Puis, lors de la crise, le plan de relance germanique a été assez volumineux, ce qui a fait plonger les chiffres allemands. Mais au total: en 2009, la France sera à -8% de déficit (en poucent du PIB), tandis que l'Allemagne sera à - 4%. Pour la suite, notre voisin a inscrit l'obligation d'équilibre budgétaire dans sa Constitution à l'inverse de la France où l'Elysée vante la dépense publique et le grand emprunt comme des gages d'une bonne préparation de l'avenir.
On peut juger ces deux parcours comme l'on veut. On peut critiquer «l'égoïsme» allemand parce qu'un pays en excédent «vit sur les autres» et lui demander de redresser sa consommation pour aider les exportations françaises, italiennes, etc. On peut s'alarmer de l'explosion des déficits français et de la négligence du pouvoir sur cette question. Mais le divorce entre l'un, rigoureux et excédentaire, et l'autre, prolixe et déficitaire, est patent.

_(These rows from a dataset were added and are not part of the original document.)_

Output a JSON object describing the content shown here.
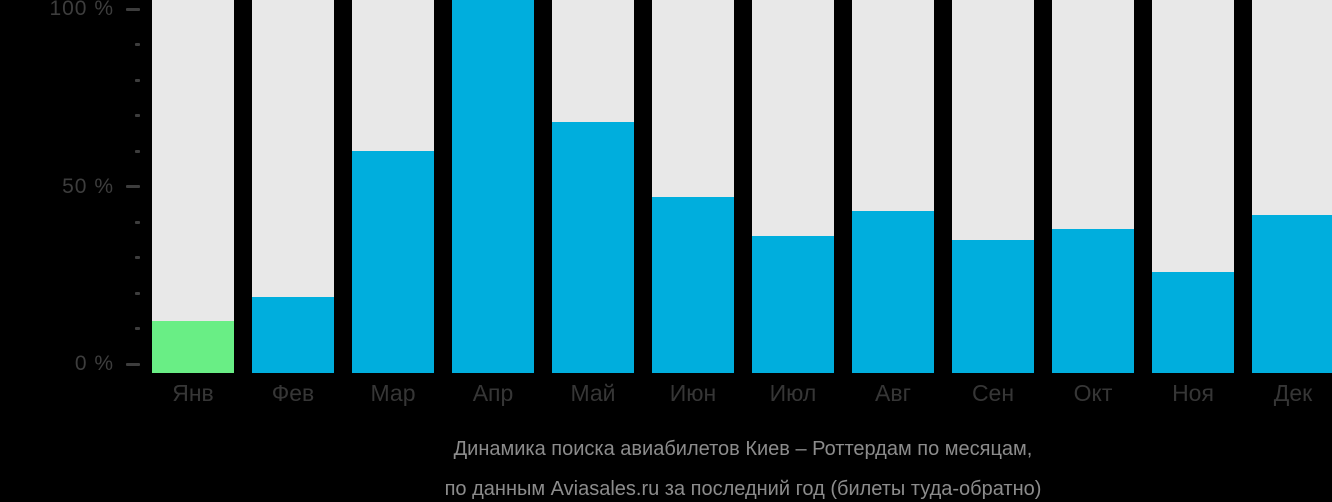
{
  "chart_data": {
    "type": "bar",
    "categories": [
      "Янв",
      "Фев",
      "Мар",
      "Апр",
      "Май",
      "Июн",
      "Июл",
      "Авг",
      "Сен",
      "Окт",
      "Ноя",
      "Дек"
    ],
    "values": [
      12,
      19,
      60,
      100,
      68,
      47,
      36,
      43,
      35,
      38,
      26,
      42
    ],
    "value_unit": "%",
    "highlight_index": 0,
    "title": "Динамика поиска авиабилетов Киев – Роттердам по месяцам, по данным Aviasales.ru за последний год (билеты туда-обратно)",
    "xlabel": "",
    "ylabel": "",
    "ylim": [
      0,
      100
    ],
    "yticks_major": [
      {
        "value": 0,
        "label": "0 %"
      },
      {
        "value": 50,
        "label": "50 %"
      },
      {
        "value": 100,
        "label": "100 %"
      }
    ],
    "yticks_minor": [
      10,
      20,
      30,
      40,
      60,
      70,
      80,
      90
    ],
    "grid": "off",
    "legend": "none"
  },
  "caption": {
    "line1": "Динамика поиска авиабилетов Киев – Роттердам по месяцам,",
    "line2": "по данным Aviasales.ru за последний год (билеты туда-обратно)"
  },
  "colors": {
    "background": "#000000",
    "bar_fill": "#00aedd",
    "bar_highlight": "#69ee85",
    "bar_track": "#e8e8e8",
    "axis_text": "#3d3d3d",
    "caption_text": "#8c8c8c"
  }
}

Les élections de dimanche avec la petite victoire de la CDU (33,8% un score faible) et surtout la poussée des Libéraux (14,6%, un record) va immanquablement pousser à la discorde dans le couple. Le LDP a fait campagne autour d'une forte et immédiate baisse des impôts (simplifier l'impôt sur le revenu avec trois tranches de 10%, 25% et 35%). La CDU voulait attendre la fin 2010. Le tempo dépendra donc des discussions pour la formation de la coalition mais la direction est claire: la politique de l'offre va se poursuivre. L'Allemagne veut abaisser encore ses coûts et ses dépenses. Si le gouvernement veut consolider la consommation, cela ne passera pas par la distribution d'aides comme en France mais par la baisse des impôts. Autre sujet de futur éloignement: l'Allemagne va relancer les réformes qui étaient paralysées par la Grande coalition: le système de santé, les retraites, le système scolaire.
En France, la politique économique est moins facile à déterminer, la ligne est moins nette entre l'Elysée qui pousse à la dépense et Matignon qui la freine. Mais le résultat ex-post est que le déficit est devenu abyssal tandis que les réformes sont sinon abandonnées, du moins mises en sourdine.
La reprise rapprochera-t-elle les deux pays? Nicolas Sarkozy se félicite de voir que la France a mieux supporté le choc de la crise, la récession n'a été ici que de - 2,75% contre -5% outre-Rhin. Il croit pouvoir conclure que la dépense publique est efficace. Qu'en sera-t-il en 2010? Selon le FMI (Fonds monétaire international), la France sera positive, l'Allemagne encore dans le rouge. Selon Goldman Sachs, l'Allemagne remonte à une croissance de 1,6% contre seulement 0,9% en France. L'issue du match se jouera l'an prochain. Mais il s'agit d'un match, un pays contre l'autre, choix contre choix, politique de l'offre contre politique de la demande, loin donc de la coordination nécessaire pour illustrer un nouveau Traité de l'Elysée.